Beaucoup ont soutenu que si cela leur arrivait, ils auraient sûrement agi comme Gabriel. Je fis cependant une remarque : « certes, vous dites cela, mais avec les conditions qui sont les nôtres. Si vous étiez dans la même situation qu’eux, votre réponse différerait ».

 

L’annonce du lauréat

Le vote fut serré, et ce furent les voix des lycéens de Madagascar qui firent pencher la balance en faveur du roman de Natacha Appanah.

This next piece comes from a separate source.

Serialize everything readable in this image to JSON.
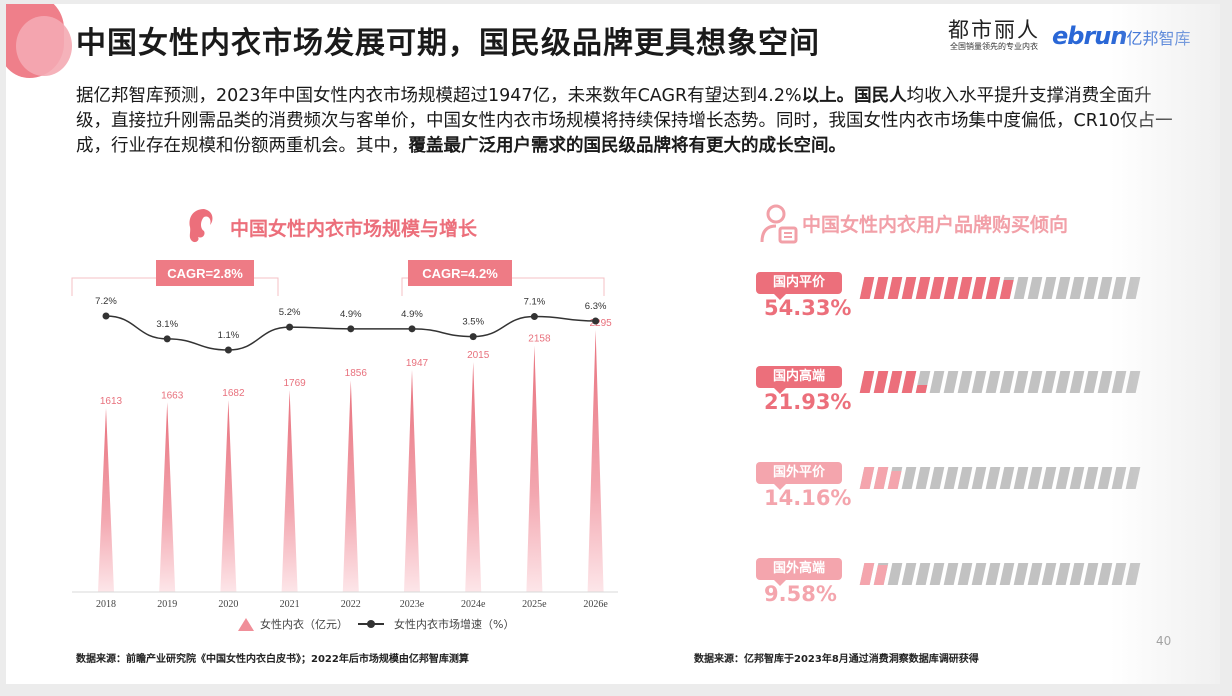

Lorsque les adultes connurent le résultat final, des questions nous furent posées lors de la conférence de presse. Parmi elles, une qui concernait la réaction offusquée de certains parents, critiquant « la violence » de ce roman. Notre réponse ne se fit pas attendre : certes, nous comprenions le désir des parents de nous préserver encore un peu du monde extérieur, mais nous étions assez matures pour y faire face. Et surtout, on devrait bien y faire face un jour ou l’autre. Et puis, ajoutais-je : « c’est paradoxalement le fait que ça nous soit interdit qui nous donne envie de savoir ».

Après le cocktail de clôture où nous avons pu encore échanger avec nos camarades jurés, nous sommes rentrés au lycée.

Un grand merci à Mr Brelaz, à Mme Tioucagna et à ceux qui nous ont accueillis.